THOUGHTS FACTORY - Lost (Autoproduction) - 29/04/2014 @ 07h12
Avec les groupes sortis de nulle part, tout peut arriver : le pire comme le meilleur. Le pire quand ils se contentent de copier (très mal) les petits copains. Le meilleur, lorsque d’autres plus inspirés essaient vraiment de défricher la planète métal. Si c’est encore possible.
Sur ce terrain, Lost, premier album de cette nouvelle formation allemande affiche de grandes ambitions. Tout d’abord grâce à un linup sérieux qui voit trois de ses membres faire la pige studio pour Paul Gilbert, Kiko Loureiro, Allan Holdsworth ou Scott Henderson. Ensuite, en annonçant des influences aussi impressionnantes que Symphony X, Dream Theater, Opeth, Transatlantic, Neal Morse et Ayreon. Enfin, et chose beaucoup moins intéressante, en proposant un encombrant concept autour du suicide. Un thème déjà décliné avec brio par Sylvan, autre formation teutonne avec un album insurpassable. (Posthumous Silence en 2006 – lire la kro sur VS). La comparaison risque donc d’être meurtrière…
Excusez du peu mais quand le kronikeur gourmand entrevoit ce genre de prétentions, il ne peut que saliver. Mais tout gourmand qu’il soit, il n’est pas tombé de la dernière pluie. Il n’est ni dupe ni naïf et il attend l’impétrant au coin du bois.

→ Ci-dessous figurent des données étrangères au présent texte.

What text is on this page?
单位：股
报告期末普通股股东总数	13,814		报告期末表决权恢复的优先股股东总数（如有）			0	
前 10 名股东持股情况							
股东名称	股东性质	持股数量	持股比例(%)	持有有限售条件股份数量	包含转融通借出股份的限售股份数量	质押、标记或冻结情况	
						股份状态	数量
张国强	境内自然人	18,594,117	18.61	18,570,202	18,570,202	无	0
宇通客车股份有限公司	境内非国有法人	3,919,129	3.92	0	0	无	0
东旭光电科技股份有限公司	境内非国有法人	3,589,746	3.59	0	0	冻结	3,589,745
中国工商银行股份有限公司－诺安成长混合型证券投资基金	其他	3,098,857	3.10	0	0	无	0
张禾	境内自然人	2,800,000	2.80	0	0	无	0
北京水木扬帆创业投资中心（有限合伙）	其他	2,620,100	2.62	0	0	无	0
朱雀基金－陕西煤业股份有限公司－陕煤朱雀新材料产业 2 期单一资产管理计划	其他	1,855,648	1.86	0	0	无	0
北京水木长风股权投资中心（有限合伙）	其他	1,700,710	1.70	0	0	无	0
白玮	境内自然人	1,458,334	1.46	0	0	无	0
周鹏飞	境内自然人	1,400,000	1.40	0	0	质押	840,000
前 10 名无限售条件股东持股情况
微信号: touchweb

Après une intro extrêmement encourageante (Awakening 4’28)) bien dans la veine du métal prog classique survient le premier épic de l’album qui en compte trois. (The Deep Forest 12’20). La fin du premier titre étant d’égale qualité que l’ouverture du second, on se prend à rêver d’un l’album qui lentement, « progressivement » construirait une identité propre et originale, susceptible de transformer l’essai du premier coup.
Malheureusement, cela ne se manifeste qu’à de trop rares occasions. A ce stade de la kro, j’en profite pour démentir une nouvelle fois les déclarations d’intention faites dans le teasing joint au disque. De toutes les influences revendiquées, une seule est évidente et vous devinez certainement laquelle. Pour le reste, pas de trace de Symphony X, Transatlantic et encore moins Ayreon. Et si Opeth est évoqué, c’est assez malhonnête car les growls sont plutôt loupés et faiblards.

Et pourtant, on sent un certain potentiel, quelques bonnes idées. 2 ou 3 titres sont franchement bons, accrocheurs. Mais 2 ou 3 seulement. Les 2 autres « epics » (Voices From Heaven 13’25 – Death Of A Dream 15’59) comportent des passages remarquables. Mais ils affichent de trop évidentes références dans leur construction et leur cohérence n’est pas non plus un modèle du genre. A contrario, les titres les plus courts pourraient – en étant clément – tirer leur épingle du jeu. Mais je ne n’en suis pas formellement convaincu. Le sentiment dominant c’est l’inachevé.

Finalement, c’est assez limité pour prétendre à autre chose qu’à un encouragement du type « appliqué mais peut mieux faire ». Et si l’on oppose à la concurrence on doit même ajouter « Beaucoup mieux ! ».